"La mia vita distrutta dal gioco d'azzardo e dalla cocaina"

Nella vita di Marco qualcosa si è rotto, già nel periodo universitario. Ore ed ore passate davanti allo slot machine, la perdita dei soldi, anche 400 euro a settimana. Poi il baratro della droga

Qualcuno ha iniziato a chiamarla Azzardopatia, non più ludopatia, un termine che veicola il fatto che il gioco creerebbe problemi in sè: è quello d'azzardo, come le slot machine ed i vari gratta e vinci, invece che può creare dipendenza. I numeri sono spaventosi a livello nazionale, così come i guadagni da parte del Monopolio di Stato, che gestisce il gioco d'azzardo legale coi i concessionari. Una piaga che colpisce anche il nostro territorio, come già raccontato altre volte in queste pagine. 

Ha 32 anni ma ha già vissuto esperienze che lo hanno segnato nel profondo. Marco (nome di fantasia) oggi ci racconta la sua esperienza. Il problema del gioco d'azzardo e della dipendenza da slot machine è molto presente anche nella nostra provincia, come dimostrano gli ultimi dati forniti dal Sert e riguarda anche parti di popolazione molto giovane, come gli studenti delle scuole Superiori. Marco, come tantissimi altri giovani di Parma, ha deciso di frequentare l'Università ed ha scelto la Facoltà di Giurisprudenza. Dopo la laurea ha scelto di intraprendere la carriera di avvocato e quindi, come tappa d'obbligo, ha iniziato a fare il praticantato. Ma nella vita di Marco qualcosa si è rotto, già a partire dagli anni in cui era un universitario. Ore e ore di lezione, intervallate da ore ed ore davanti alle slot machine, che già all'epoca imperversavano nei locali e nelle sale.

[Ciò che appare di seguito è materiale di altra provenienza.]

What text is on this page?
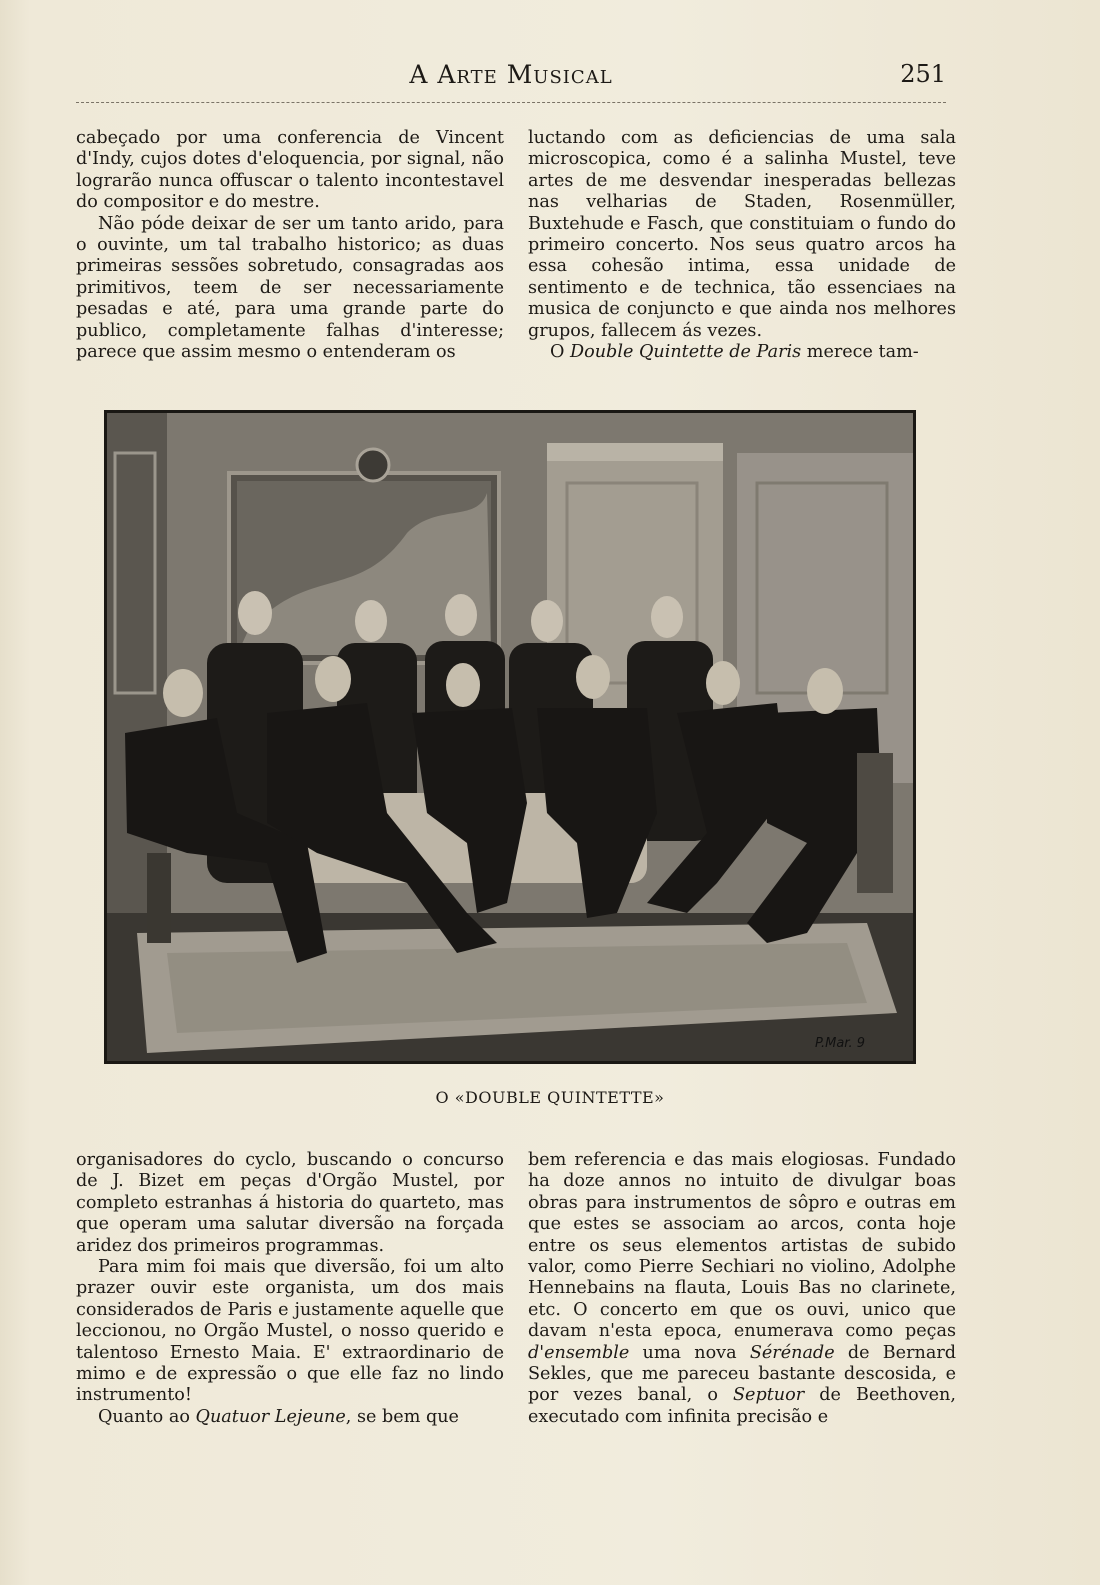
A Arte Musical	251

cabeçado por uma conferencia de Vincent d'Indy, cujos dotes d'eloquencia, por signal, não lograrão nunca offuscar o talento incontestavel do compositor e do mestre.

Não póde deixar de ser um tanto arido, para o ouvinte, um tal trabalho historico; as duas primeiras sessões sobretudo, consagradas aos primitivos, teem de ser necessariamente pesadas e até, para uma grande parte do publico, completamente falhas d'interesse; parece que assim mesmo o entenderam os

luctando com as deficiencias de uma sala microscopica, como é a salinha Mustel, teve artes de me desvendar inesperadas bellezas nas velharias de Staden, Rosenmüller, Buxtehude e Fasch, que constituiam o fundo do primeiro concerto. Nos seus quatro arcos ha essa cohesão intima, essa unidade de sentimento e de technica, tão essenciaes na musica de conjuncto e que ainda nos melhores grupos, fallecem ás vezes.

O Double Quintette de Paris merece tam-

P.Mar. 9
O «DOUBLE QUINTETTE»

organisadores do cyclo, buscando o concurso de J. Bizet em peças d'Orgão Mustel, por completo estranhas á historia do quarteto, mas que operam uma salutar diversão na forçada aridez dos primeiros programmas.

Para mim foi mais que diversão, foi um alto prazer ouvir este organista, um dos mais considerados de Paris e justamente aquelle que leccionou, no Orgão Mustel, o nosso querido e talentoso Ernesto Maia. E' extraordinario de mimo e de expressão o que elle faz no lindo instrumento!

Quanto ao Quatuor Lejeune, se bem que

bem referencia e das mais elogiosas. Fundado ha doze annos no intuito de divulgar boas obras para instrumentos de sôpro e outras em que estes se associam ao arcos, conta hoje entre os seus elementos artistas de subido valor, como Pierre Sechiari no violino, Adolphe Hennebains na flauta, Louis Bas no clarinete, etc. O concerto em que os ouvi, unico que davam n'esta epoca, enumerava como peças d'ensemble uma nova Sérénade de Bernard Sekles, que me pareceu bastante descosida, e por vezes banal, o Septuor de Beethoven, executado com infinita precisão e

"Mi sono ritrovato in un anno e mezzo a fare i conti con la dipendenza, ero completamente incapace di smettere di giocare e ogni settimana arrivavo a spendere 300-350 euro: giocavo nei bar e toglievo sempre più tempo all'Università. Il mio percorso di studi e il mio successivo praticantato sono stati influenzati da questa mia dipendenza: mi sono ritrovato in una situazione difficile anche solo per la mancanza di soldi. In un primo momento usavo i soldi che mi davano i miei genitori per giocare, non per altro. Quando ho iniziato a fare il praticantato ho trovato anche un piccolo lavoretto: ma tutti i soldi guadagnati finivano nelle slot". 

Poi Marco si è reso conto che stava prendendo una brutta strada, i suoi amici gliel'hanno fatto notare. Si è trasferito, ha cambiato città e si è fatto aiutare. "Alcune persone, che sono state importanti per me, ad un certo punto mi hanno fatto notare la degenerazione del mio comportamento. Ho deciso di cercare di smettere ma i miei nuovi amici, che frequentavo durante un percorso che ho intrapreso per farmi aiutare, mi hanno avvicinato alla cocaina, che ho iniziato ad assumere contemporaneamente al gioco con le slot. Poi, grazie ad un percorso in un'altra città e non a Parma, sono riuscito, in circa un anno e mezzo, a smettere di giocare ma continuavo a sniffare cocaina. La compagnia era quella: figli di avvocati e magistrati che la consumavano come se fosse birra e io, preso dal calo di tensione per l'abbandono delle slot, ci sono finito dentro completamente".